Bay’s message to fans was to trust him, to stick it out for yet another year and I’ll somehow acquire your trust, and maybe someday, with a couple of 11-for-15 runs here and two-homer games there (please, lord!) — your love. Wouldn’t that be something? And contrary to the large sample size of two-plus seasons of mediocrity, it appears that Bay still believes that he can once again return to being the dynamic player that he once was in Boston.

Or maybe he’s just trying to convince himself of the fact.

“Production-wise, it hasn’t been on par, I understand that,” Bay told the New York Post on Tuesday “I still feel like I can do those things – that is the frustrating part. If I didn’t feel like I can do it, I think it wouldn’t be that tough. You wouldn’t be so hard on yourself, but I feel like I can do it and it’s just been a couple of years of searching for it.”

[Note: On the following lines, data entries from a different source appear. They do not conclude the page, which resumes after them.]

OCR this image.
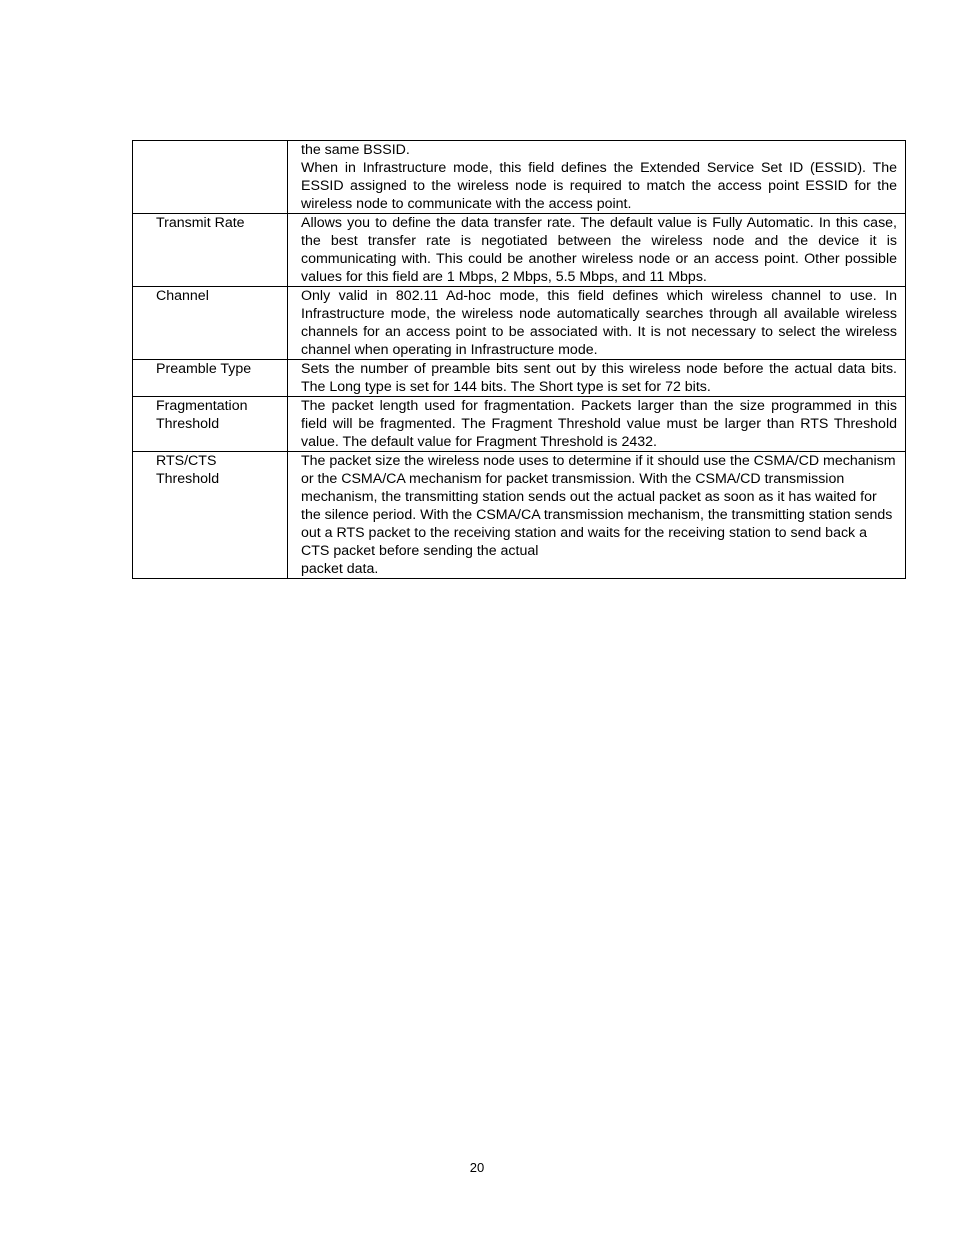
	the same BSSID.
When in Infrastructure mode, this field defines the Extended Service Set ID (ESSID). The ESSID assigned to the wireless node is required to match the access point ESSID for the wireless node to communicate with the access point.

Transmit Rate	Allows you to define the data transfer rate. The default value is Fully Automatic. In this case, the best transfer rate is negotiated between the wireless node and the device it is communicating with. This could be another wireless node or an access point. Other possible values for this field are 1 Mbps, 2 Mbps, 5.5 Mbps, and 11 Mbps.

Channel	Only valid in 802.11 Ad-hoc mode, this field defines which wireless channel to use. In Infrastructure mode, the wireless node automatically searches through all available wireless channels for an access point to be associated with. It is not necessary to select the wireless channel when operating in Infrastructure mode.

Preamble Type	Sets the number of preamble bits sent out by this wireless node before the actual data bits. The Long type is set for 144 bits. The Short type is set for 72 bits.

Fragmentation
Threshold	The packet length used for fragmentation. Packets larger than the size programmed in this field will be fragmented. The Fragment Threshold value must be larger than RTS Threshold value. The default value for Fragment Threshold is 2432.

RTS/CTS
Threshold	The packet size the wireless node uses to determine if it should use the CSMA/CD mechanism or the CSMA/CA mechanism for packet transmission. With the CSMA/CD transmission mechanism, the transmitting station sends out the actual packet as soon as it has waited for the silence period. With the CSMA/CA transmission mechanism, the transmitting station sends out a RTS packet to the receiving station and waits for the receiving station to send back a CTS packet before sending the actual
packet data.
20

Unfortunately, as we all know, Bay hasn’t won anybody over in what has been a bit of a Cinderella season for the Mets in 2012. He showed a tad bit of promise and power (for him, at least) before suffering a non-displaced fracture of a rib on his left side on April 23. At the time, the left fielder was batting .240 with three homers through the first month of the schedule.

But since returning from the disabled list nearly a week ago against the Yankees in the Bronx, he’s been mired in a lowly 1-for-21 skid that has dropped his line to a disturbing .183 average with a .244 OBP in 71 at-bats (entering Thursday’s matinée with the Rays).

And now, in honor of J-Bay’s first single in his second season of 2012, here is a classic, unplugged performance of “State of Love and Trust.”

So what should Bay’s walk-up music be next season in the fourth and final year of his contract? Assuming that he inexplicably goes on an unprecedented tear and finishes the year with 35 home runs and 110 RBIs (all the while cracking the Mendoza Line), I would recommend the fierce, ferocious “Animal.” However, if his lack of production persists and he concludes the campaign with a line of .220, 7 and 46, I’d opt for the dark, depressing and gloomy “Black.”

As the Mets continue their improbable run towards a National League playoff berth and fight through a devastatingly difficult June stretch, I think I can speak for all Mets supporters when I say that we’re all hoping he ends up picking the former.